И в самом низу находились такие же, как она, – деревенские. Пугливые жители общаги. Скромники, слетевшиеся в Москву со всех уголков необъятного Союза. Никому здесь не нужные: так и быть, получайте наше, столичное, образование и проваливайте обратно по домам…
Многие «деревенские» мечтали перебраться в касту повыше. Хоть сколько-нибудь симпатичные ребята вовсю клеились к страшноморденьким москвичкам – авось влюбится да пропишет. Правда, москвички быстро раскусили этот маневр – они охотно брали презенты и ходили со смазливыми деревенскими в киношку. Но замуж выходили за своих. За москвичей.
А девушки из общаги с радостью соглашались, если москвичи звали их вдруг в бар, а потом везли на «беспредковую» квартиру. Они сразу начинали строить многообещающие планы на будущее – однако после веселой ночи с ними, бывало, больше не здоровались…
Оксана к «мажорам» не клеилась и «девушкой на ночь» быть не желала. До поры до времени она решила держаться скромно. Копить силы и набираться опыта. Учиться ей целых пять лет. За это время она обязательно придумает, как ей стать королевой. Такой королевой, на которой почтет за честь жениться любой, даже самый размажористый мажор.

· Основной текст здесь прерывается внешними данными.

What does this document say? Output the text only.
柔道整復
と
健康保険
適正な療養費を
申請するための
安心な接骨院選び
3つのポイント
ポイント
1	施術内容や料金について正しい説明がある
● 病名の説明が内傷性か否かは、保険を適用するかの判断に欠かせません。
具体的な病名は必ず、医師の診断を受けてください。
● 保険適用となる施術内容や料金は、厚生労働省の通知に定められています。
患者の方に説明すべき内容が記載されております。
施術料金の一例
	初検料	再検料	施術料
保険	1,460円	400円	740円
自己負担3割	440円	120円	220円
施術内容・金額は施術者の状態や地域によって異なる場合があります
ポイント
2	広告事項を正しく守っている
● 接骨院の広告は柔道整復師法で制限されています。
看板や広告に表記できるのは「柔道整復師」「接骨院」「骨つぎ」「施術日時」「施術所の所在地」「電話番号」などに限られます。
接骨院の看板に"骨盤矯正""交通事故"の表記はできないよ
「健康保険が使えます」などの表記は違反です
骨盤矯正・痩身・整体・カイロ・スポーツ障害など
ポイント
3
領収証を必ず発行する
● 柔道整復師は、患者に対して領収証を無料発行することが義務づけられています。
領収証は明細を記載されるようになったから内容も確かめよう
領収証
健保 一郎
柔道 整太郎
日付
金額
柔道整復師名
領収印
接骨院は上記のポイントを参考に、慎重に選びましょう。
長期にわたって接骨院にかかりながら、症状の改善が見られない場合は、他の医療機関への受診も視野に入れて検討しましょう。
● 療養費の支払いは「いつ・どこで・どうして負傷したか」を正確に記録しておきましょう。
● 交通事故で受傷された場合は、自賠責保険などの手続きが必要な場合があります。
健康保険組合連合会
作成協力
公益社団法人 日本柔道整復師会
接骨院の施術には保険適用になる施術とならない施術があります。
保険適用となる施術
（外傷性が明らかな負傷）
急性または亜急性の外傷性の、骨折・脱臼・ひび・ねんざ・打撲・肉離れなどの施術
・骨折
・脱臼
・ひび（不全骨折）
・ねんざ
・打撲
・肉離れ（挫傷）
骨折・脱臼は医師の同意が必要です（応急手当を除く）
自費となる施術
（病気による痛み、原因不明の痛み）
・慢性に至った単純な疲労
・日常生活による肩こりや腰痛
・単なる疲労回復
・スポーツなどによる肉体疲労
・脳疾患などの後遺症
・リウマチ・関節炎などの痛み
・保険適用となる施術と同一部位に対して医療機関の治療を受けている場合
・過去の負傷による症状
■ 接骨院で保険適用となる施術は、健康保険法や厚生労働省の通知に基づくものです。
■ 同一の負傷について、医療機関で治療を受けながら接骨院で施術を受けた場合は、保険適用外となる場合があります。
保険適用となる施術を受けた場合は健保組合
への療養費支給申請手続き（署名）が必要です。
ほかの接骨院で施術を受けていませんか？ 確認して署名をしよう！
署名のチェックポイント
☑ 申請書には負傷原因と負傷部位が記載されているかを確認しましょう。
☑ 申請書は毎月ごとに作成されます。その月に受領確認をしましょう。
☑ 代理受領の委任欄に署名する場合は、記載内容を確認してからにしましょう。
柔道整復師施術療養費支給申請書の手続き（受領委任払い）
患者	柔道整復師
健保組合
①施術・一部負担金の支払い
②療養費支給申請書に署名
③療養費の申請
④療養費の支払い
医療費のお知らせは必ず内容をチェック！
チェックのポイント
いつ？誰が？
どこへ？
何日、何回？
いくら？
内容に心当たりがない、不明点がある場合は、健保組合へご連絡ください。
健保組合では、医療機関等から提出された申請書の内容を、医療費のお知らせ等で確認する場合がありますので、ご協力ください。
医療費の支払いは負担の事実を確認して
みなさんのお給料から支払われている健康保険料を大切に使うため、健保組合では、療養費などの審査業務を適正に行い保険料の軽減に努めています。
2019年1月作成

Оксана записалась в школу современного танца и добросовестно проводила в танцзале по три дня в неделю. Она самостоятельно тренировалась, вырабатывая гордую походку и занимаясь ораторским искусством. На третьем курсе ей удалось попасть в труппу их студенческого театра. Больших ролей не поручали, но Оксана научилась уверенно держаться на сцене и не бояться публики.
Она постоянно подрабатывала. Брала перепечатку и ночами стучала на машинке в рабочей комнате. Писала курсовые и рефераты – всегда находились богатые лентяи, готовые оплатить ее услуги. Даже дворником один семестр проработала – а что, тоже деньги.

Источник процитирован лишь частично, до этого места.